As illustrated, there is a spectrum of coupling from utter and total tight coupling to free and unfettered, uncoupled design. On the far right, all of our components are stuck together, then crammed into a box and sealed. On the far left, we can end up with thousands of little tiny pieces that are so flexible that maintenance and discovery is a nightmare. Without me saying it, I bet you can imagine examples of current technologies that sit on either end of this spectrum.

What we want, rather than extremes, is the right balance. I want to write just the code that satisfies my functional requirements, and then let other aspects of my system take care of satisfying the NFRs. To satisfy the above example, I want to write code that utilizes some key-value store, some SQL database, some web server. I can then run that component against a test environment on my laptop, a medium-sized environment in the CI tests, and then massive scale when in production. More importantly, while in production, I can even change the deployment shape to suit changes in my user base, demand, load, etc.
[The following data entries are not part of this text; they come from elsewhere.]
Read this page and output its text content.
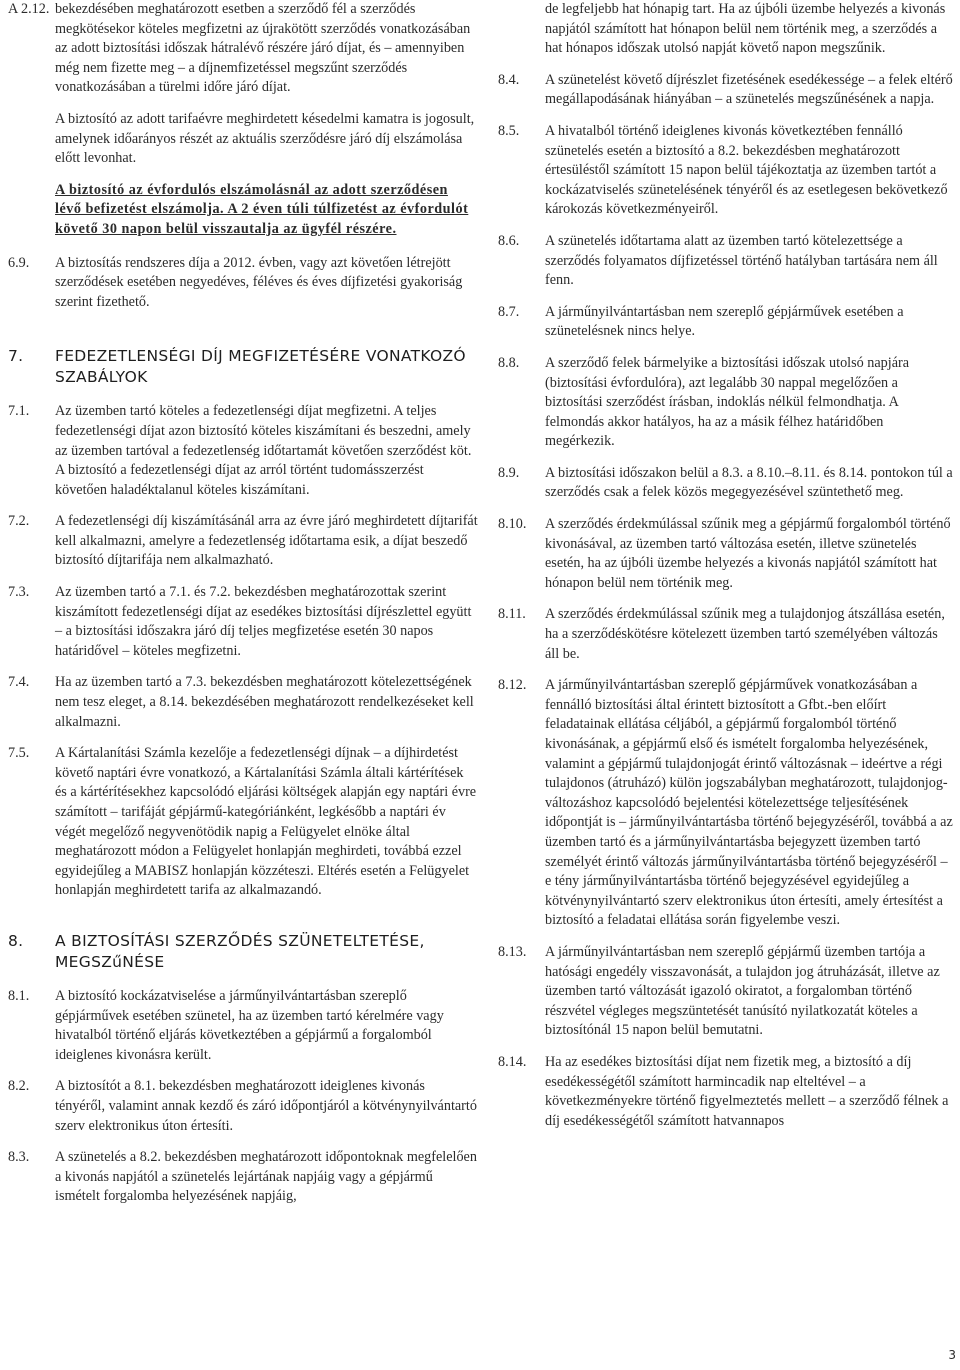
A 2.12. bekezdésében meghatározott esetben a szerződő fél a szerződés megkötésekor köteles megfizetni az újrakötött szerződés vonatkozásában az adott biztosítási időszak hátralévő részére járó díjat, és – amennyiben még nem fizette meg – a díjnemfizetéssel megszűnt szerződés vonatkozásában a türelmi időre járó díjat.
A biztosító az adott tarifaévre meghirdetett késedelmi kamatra is jogosult, amelynek időarányos részét az aktuális szerződésre járó díj elszámolása előtt levonhat.
A biztosító az évfordulós elszámolásnál az adott szerződésen lévő befizetést elszámolja. A 2 éven túli túlfizetést az évfordulót követő 30 napon belül visszautalja az ügyfél részére.
6.9. A biztosítás rendszeres díja a 2012. évben, vagy azt követően létrejött szerződések esetében negyedéves, féléves és éves díjfizetési gyakoriság szerint fizethető.
7. FEDEZETLENSÉGI DÍJ MEGFIZETÉSÉRE VONATKOZÓ SZABÁLYOK
7.1. Az üzemben tartó köteles a fedezetlenségi díjat megfizetni. A teljes fedezetlenségi díjat azon biztosító köteles kiszámítani és beszedni, amely az üzemben tartóval a fedezetlenség időtartamát követően szerződést köt. A biztosító a fedezetlenségi díjat az arról történt tudomásszerzést követően haladéktalanul köteles kiszámítani.
7.2. A fedezetlenségi díj kiszámításánál arra az évre járó meghirdetett díjtarifát kell alkalmazni, amelyre a fedezetlenség időtartama esik, a díjat beszedő biztosító díjtarifája nem alkalmazható.
7.3. Az üzemben tartó a 7.1. és 7.2. bekezdésben meghatározottak szerint kiszámított fedezetlenségi díjat az esedékes biztosítási díjrészlettel együtt – a biztosítási időszakra járó díj teljes megfizetése esetén 30 napos határidővel – köteles megfizetni.
7.4. Ha az üzemben tartó a 7.3. bekezdésben meghatározott kötelezettségének nem tesz eleget, a 8.14. bekezdésében meghatározott rendelkezéseket kell alkalmazni.
7.5. A Kártalanítási Számla kezelője a fedezetlenségi díjnak – a díjhirdetést követő naptári évre vonatkozó, a Kártalanítási Számla általi kártérítések és a kártérítésekhez kapcsolódó eljárási költségek alapján egy naptári évre számított – tarifáját gépjármű-kategóriánként, legkésőbb a naptári év végét megelőző negyvenötödik napig a Felügyelet elnöke által meghatározott módon a Felügyelet honlapján meghirdeti, továbbá ezzel egyidejűleg a MABISZ honlapján közzéteszi. Eltérés esetén a Felügyelet honlapján meghirdetett tarifa az alkalmazandó.
8. A BIZTOSÍTÁSI SZERZŐDÉS SZÜNETELTETÉSE, MEGSZűNÉSE
8.1. A biztosító kockázatviselése a járműnyilvántartásban szereplő gépjárművek esetében szünetel, ha az üzemben tartó kérelmére vagy hivatalból történő eljárás következtében a gépjármű a forgalomból ideiglenes kivonásra került.
8.2. A biztosítót a 8.1. bekezdésben meghatározott ideiglenes kivonás tényéről, valamint annak kezdő és záró időpontjáról a kötvénynyilvántartó szerv elektronikus úton értesíti.
8.3. A szünetelés a 8.2. bekezdésben meghatározott időpontoknak megfelelően a kivonás napjától a szünetelés lejártának napjáig vagy a gépjármű ismételt forgalomba helyezésének napjáig,
de legfeljebb hat hónapig tart. Ha az újbóli üzembe helyezés a kivonás napjától számított hat hónapon belül nem történik meg, a szerződés a hat hónapos időszak utolsó napját követő napon megszűnik.
8.4. A szünetelést követő díjrészlet fizetésének esedékessége – a felek eltérő megállapodásának hiányában – a szünetelés megszűnésének a napja.
8.5. A hivatalból történő ideiglenes kivonás következtében fennálló szünetelés esetén a biztosító a 8.2. bekezdésben meghatározott értesüléstől számított 15 napon belül tájékoztatja az üzemben tartót a kockázatviselés szünetelésének tényéről és az esetlegesen bekövetkező károkozás következményeiről.
8.6. A szünetelés időtartama alatt az üzemben tartó kötelezettsége a szerződés folyamatos díjfizetéssel történő hatályban tartására nem áll fenn.
8.7. A járműnyilvántartásban nem szereplő gépjárművek esetében a szünetelésnek nincs helye.
8.8. A szerződő felek bármelyike a biztosítási időszak utolsó napjára (biztosítási évfordulóra), azt legalább 30 nappal megelőzően a biztosítási szerződést írásban, indoklás nélkül felmondhatja. A felmondás akkor hatályos, ha az a másik félhez határidőben megérkezik.
8.9. A biztosítási időszakon belül a 8.3. a 8.10.–8.11. és 8.14. pontokon túl a szerződés csak a felek közös megegyezésével szüntethető meg.
8.10. A szerződés érdekmúlással szűnik meg a gépjármű forgalomból történő kivonásával, az üzemben tartó változása esetén, illetve szünetelés esetén, ha az újbóli üzembe helyezés a kivonás napjától számított hat hónapon belül nem történik meg.
8.11. A szerződés érdekmúlással szűnik meg a tulajdonjog átszállása esetén, ha a szerződéskötésre kötelezett üzemben tartó személyében változás áll be.
8.12. A járműnyilvántartásban szereplő gépjárművek vonatkozásában a fennálló biztosítási által érintett biztosított a Gfbt.-ben előírt feladatainak ellátása céljából, a gépjármű forgalomból történő kivonásának, a gépjármű első és ismételt forgalomba helyezésének, valamint a gépjármű tulajdonjogát érintő változásnak – ideértve a régi tulajdonos (átruházó) külön jogszabályban meghatározott, tulajdonjog-változáshoz kapcsolódó bejelentési kötelezettsége teljesítésének időpontját is – járműnyilvántartásba történő bejegyzéséről, továbbá a az üzemben tartó és a járműnyilvántartásba bejegyzett üzemben tartó személyét érintő változás járműnyilvántartásba történő bejegyzéséről – e tény járműnyilvántartásba történő bejegyzésével egyidejűleg a kötvénynyilvántartó szerv elektronikus úton értesíti, amely értesítést a biztosító a feladatai ellátása során figyelembe veszi.
8.13. A járműnyilvántartásban nem szereplő gépjármű üzemben tartója a hatósági engedély visszavonását, a tulajdon jog átruházását, illetve az üzemben tartó változását igazoló okiratot, a forgalomban történő részvétel végleges megszüntetését tanúsító nyilatkozatát köteles a biztosítónál 15 napon belül bemutatni.
8.14. Ha az esedékes biztosítási díjat nem fizetik meg, a biztosító a díj esedékességétől számított harmincadik nap elteltével – a következményekre történő figyelmeztetés mellett – a szerződő félnek a díj esedékességétől számított hatvannapos
3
When we separate the functional and non-functional requirements across specific contracts, then we can hopefully achieve the right balance between coupling. You might look at the word contract here and think we’re just going back to anti-corruption layers or abstraction libraries inside our code. The difference is subtle but vital: requiring that the thing that satisfies the contract not be a part of your code is the magic sauce that balances the coupling scales.
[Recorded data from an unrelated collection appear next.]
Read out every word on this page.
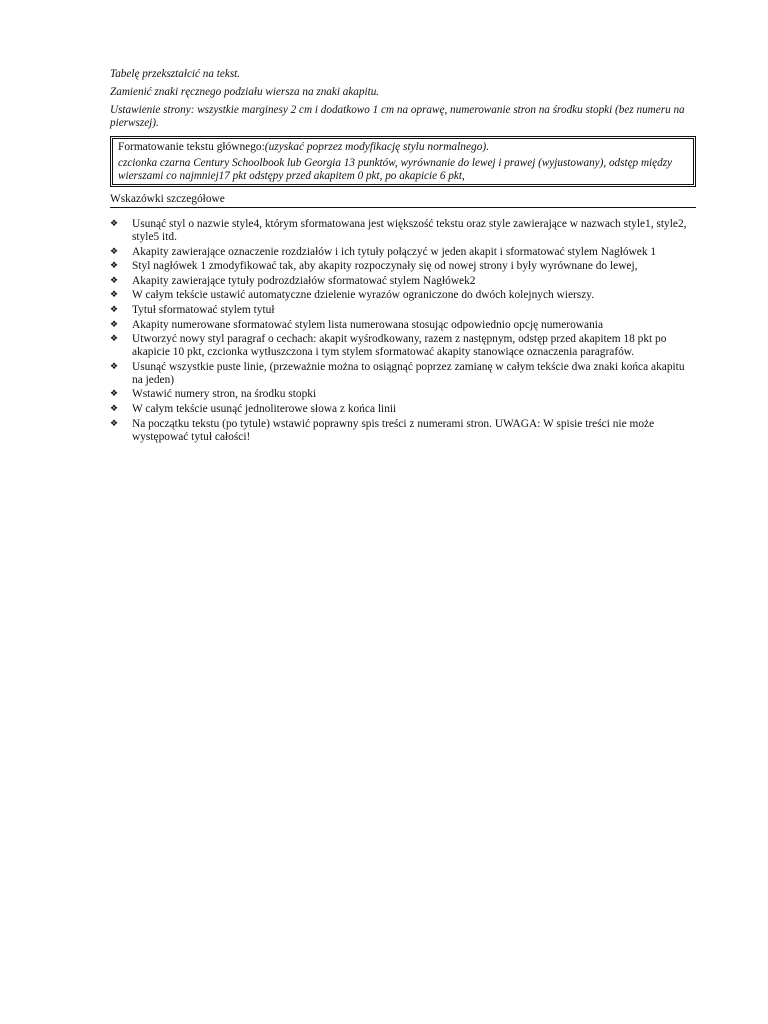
Tabelę przekształcić na tekst.

Zamienić znaki ręcznego podziału wiersza na znaki akapitu.

Ustawienie strony: wszystkie marginesy 2 cm i dodatkowo 1 cm na oprawę, numerowanie stron na środku stopki (bez numeru na pierwszej).

Formatowanie tekstu głównego:(uzyskać poprzez modyfikację stylu normalnego).
czcionka czarna Century Schoolbook lub Georgia 13 punktów, wyrównanie do lewej i prawej (wyjustowany), odstęp między wierszami co najmniej17 pkt odstępy przed akapitem 0 pkt, po akapicie 6 pkt,
Wskazówki szczegółowe
❖	Usunąć styl o nazwie style4, którym sformatowana jest większość tekstu oraz style zawierające w nazwach style1, style2, style5 itd.
❖	Akapity zawierające oznaczenie rozdziałów i ich tytuły połączyć w jeden akapit i sformatować stylem Nagłówek 1
❖	Styl nagłówek 1 zmodyfikować tak, aby akapity rozpoczynały się od nowej strony i były wyrównane do lewej,
❖	Akapity zawierające tytuły podrozdziałów sformatować stylem Nagłówek2
❖	W całym tekście ustawić automatyczne dzielenie wyrazów ograniczone do dwóch kolejnych wierszy.
❖	Tytuł sformatować stylem tytuł
❖	Akapity numerowane sformatować stylem lista numerowana stosując odpowiednio opcję numerowania
❖	Utworzyć nowy styl paragraf o cechach: akapit wyśrodkowany, razem z następnym, odstęp przed akapitem 18 pkt po akapicie 10 pkt, czcionka wytłuszczona i tym stylem sformatować akapity stanowiące oznaczenia paragrafów.
❖	Usunąć wszystkie puste linie, (przeważnie można to osiągnąć poprzez zamianę w całym tekście dwa znaki końca akapitu na jeden)
❖	Wstawić numery stron, na środku stopki
❖	W całym tekście usunąć jednoliterowe słowa z końca linii
❖	Na początku tekstu (po tytule) wstawić poprawny spis treści z numerami stron. UWAGA: W spisie treści nie może występować tytuł całości!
If we own our dependencies, and the implementation of a contract is not a tightly coupled dependency, then we can finally say that, as developers, we don’t own the non-functional requirements. NFRs are still mandatory, still important, and still have to be dealt with. However, if our unit of deployment doesn’t own them, then they are free to change, update, and move on their own cadence, for their own reasons.

wasmCloud, NFRs, and Capabilities

All of this lead-up and background hopefully explains why wasmCloud has chosen the abstractions we’ve chosen. We know that if we write a microservice that requires access to an S3 bucket, it’s going to be a huge pain to work with locally (even with tools like minio). The functional requirements of my code are “store this data in a blob store”. Why should we be forced to decide on S3 and then live with that decision for the lifetime of the component?

By implementing a contract like the one we have for wasmcloud:blobstore, and writing code against that contract, wasmCloud actors can interact with files on disk during the local developer iteration cycle, some other abstraction during automated tests, and then real S3 buckets in production. The important thing is that the code no longer owns the choice of S3, or the configuration thereof.

WebAssembly’s enforced hard boundary between the guest and the host mandates that developers choose where their code ends and the host-provided functionality begins. By forcing us to draw this line for real rather than have this line be something that is either implicitly or accidentally drawn (and subsequently violated), we can actually turn this so-called limitation into an advantage and build highly composable, distributed components that have just the right amount of coupling with the components that satisfy their non-functional requirements.

To see how wasmCloud has leveraged this kind of NFR decoupling, check out our documentation on capability providers. For an example of us demonstrating hot-swapping between a file system and S3 live, at runtime, without a recompile or redeploy, check out this wasmCloud community meeting.

Today wasmCloud uses the Smithy DSL to define and describe these contracts. When we started, we had to fend for ourselves when it came to contracts and code generation. Hopefully soon, when the component model becomes more of a real thing, we’ll be able to take our contracts and turn them into component specifications that will work in wasmCloud or anywhere else that supports components.

That is the real pot of gold at the end of the rainbow, and the ultimate payoff for maintaining the right coupling balance.